One decade for peace. I devote a decade of every rosary to reflecting on and asking for some specific increase in peace. I do this in response to Mary’s request at Fatima, where she urged people to pray the Rosary for peace. Without world, national and personal peace, the rest of our quality of life doesn’t count for much.
Any unrest is a candidate for this decade. Occasionally my family needs more peace. Usually, however, battles in the world are my focus: terrorism, civil war in Indonesia, bloodshed in South America, the war against unborn children – a glance at the news gives me plenty of material.
The last decade for thanksgiving. Intercessory prayer can lead me to view the world and my life as one, giant crisis. From this, it’s a short step to hand-wringing. To avoid “Oh, woe!” temptations, I end each rosary with a decade of thanksgiving. It reminds me of all the blessings God has given to me, my family, our nation and our world.
A decade of thanksgiving reminds me of what has happened since I started praying the rosary. The same classmates who rejected my daughter in sixth grade voted to give her the “Christian Girl Award” upon graduation from eighth grade. In high school, the girls miraculously avoided the disasters that make parents turn gray overnight – drugs, pregnancies, etc. When they graduated from college and moved into careers, I could see how God was continuing to guide and protect them.

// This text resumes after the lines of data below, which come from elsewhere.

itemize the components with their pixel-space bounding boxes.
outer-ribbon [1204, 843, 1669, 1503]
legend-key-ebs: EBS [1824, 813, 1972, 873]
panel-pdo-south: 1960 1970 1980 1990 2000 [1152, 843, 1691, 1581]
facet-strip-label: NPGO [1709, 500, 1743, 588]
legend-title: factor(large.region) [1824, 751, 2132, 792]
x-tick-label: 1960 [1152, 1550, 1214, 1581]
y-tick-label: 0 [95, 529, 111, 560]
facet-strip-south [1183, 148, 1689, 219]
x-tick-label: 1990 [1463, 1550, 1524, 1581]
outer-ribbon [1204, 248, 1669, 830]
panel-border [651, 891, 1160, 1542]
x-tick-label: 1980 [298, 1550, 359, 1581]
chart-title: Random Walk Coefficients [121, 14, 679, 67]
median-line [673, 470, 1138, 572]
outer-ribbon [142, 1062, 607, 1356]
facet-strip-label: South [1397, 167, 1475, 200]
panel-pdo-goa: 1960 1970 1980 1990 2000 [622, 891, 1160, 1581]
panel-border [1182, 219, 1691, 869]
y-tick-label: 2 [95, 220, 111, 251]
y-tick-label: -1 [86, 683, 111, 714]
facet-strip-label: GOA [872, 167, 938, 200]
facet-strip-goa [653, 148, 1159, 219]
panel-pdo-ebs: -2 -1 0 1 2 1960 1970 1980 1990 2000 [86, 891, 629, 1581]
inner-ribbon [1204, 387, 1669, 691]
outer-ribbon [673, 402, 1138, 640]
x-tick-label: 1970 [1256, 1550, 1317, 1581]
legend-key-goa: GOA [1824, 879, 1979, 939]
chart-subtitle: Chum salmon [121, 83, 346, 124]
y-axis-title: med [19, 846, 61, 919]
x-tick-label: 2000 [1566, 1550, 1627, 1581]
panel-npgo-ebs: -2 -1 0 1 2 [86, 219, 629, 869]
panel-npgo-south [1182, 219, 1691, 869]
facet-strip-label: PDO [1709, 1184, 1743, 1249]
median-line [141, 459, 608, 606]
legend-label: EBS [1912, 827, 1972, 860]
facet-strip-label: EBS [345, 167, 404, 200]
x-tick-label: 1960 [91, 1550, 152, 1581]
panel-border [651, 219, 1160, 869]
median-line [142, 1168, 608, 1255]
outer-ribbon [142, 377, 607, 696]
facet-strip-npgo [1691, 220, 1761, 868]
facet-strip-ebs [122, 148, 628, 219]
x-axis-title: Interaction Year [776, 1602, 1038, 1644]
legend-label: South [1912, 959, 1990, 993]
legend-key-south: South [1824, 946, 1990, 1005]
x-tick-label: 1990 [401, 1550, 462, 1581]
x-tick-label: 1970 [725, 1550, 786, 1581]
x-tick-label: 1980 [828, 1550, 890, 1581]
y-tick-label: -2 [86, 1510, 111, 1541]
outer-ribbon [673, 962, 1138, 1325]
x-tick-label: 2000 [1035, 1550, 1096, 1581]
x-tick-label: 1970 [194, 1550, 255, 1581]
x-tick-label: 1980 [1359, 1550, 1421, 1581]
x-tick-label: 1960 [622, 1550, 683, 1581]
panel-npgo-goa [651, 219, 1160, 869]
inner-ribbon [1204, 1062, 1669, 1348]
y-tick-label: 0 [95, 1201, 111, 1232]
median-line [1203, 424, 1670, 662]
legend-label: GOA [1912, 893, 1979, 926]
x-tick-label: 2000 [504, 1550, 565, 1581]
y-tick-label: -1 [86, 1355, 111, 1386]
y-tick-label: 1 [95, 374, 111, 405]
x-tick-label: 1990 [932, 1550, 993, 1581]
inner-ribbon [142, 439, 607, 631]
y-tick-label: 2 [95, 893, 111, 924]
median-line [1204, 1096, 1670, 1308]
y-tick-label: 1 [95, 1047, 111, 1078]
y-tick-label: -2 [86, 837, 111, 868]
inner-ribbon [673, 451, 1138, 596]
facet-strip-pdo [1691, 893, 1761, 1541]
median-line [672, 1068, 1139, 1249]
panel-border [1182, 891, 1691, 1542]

Sometimes a decade of thanksgiving reminds me of what the rosary has done for my spirituality. First, putting new prayer intentions into old mysteries has helped me experience Christ’s life in today’s world. I recognize the truths of faith in my surroundings. Second, I no longer sit in front of God and worry. Whatever I’m praying for – personal, national or global – I am able to release to God because I sense that Jesus is Lord of that concern. Finally, I’ve come to see with my own eyes that prayer works. Miracles happen, conflicts subside, and peace comes. Whatever the season, whatever the reason, the rosary is a powerful friend.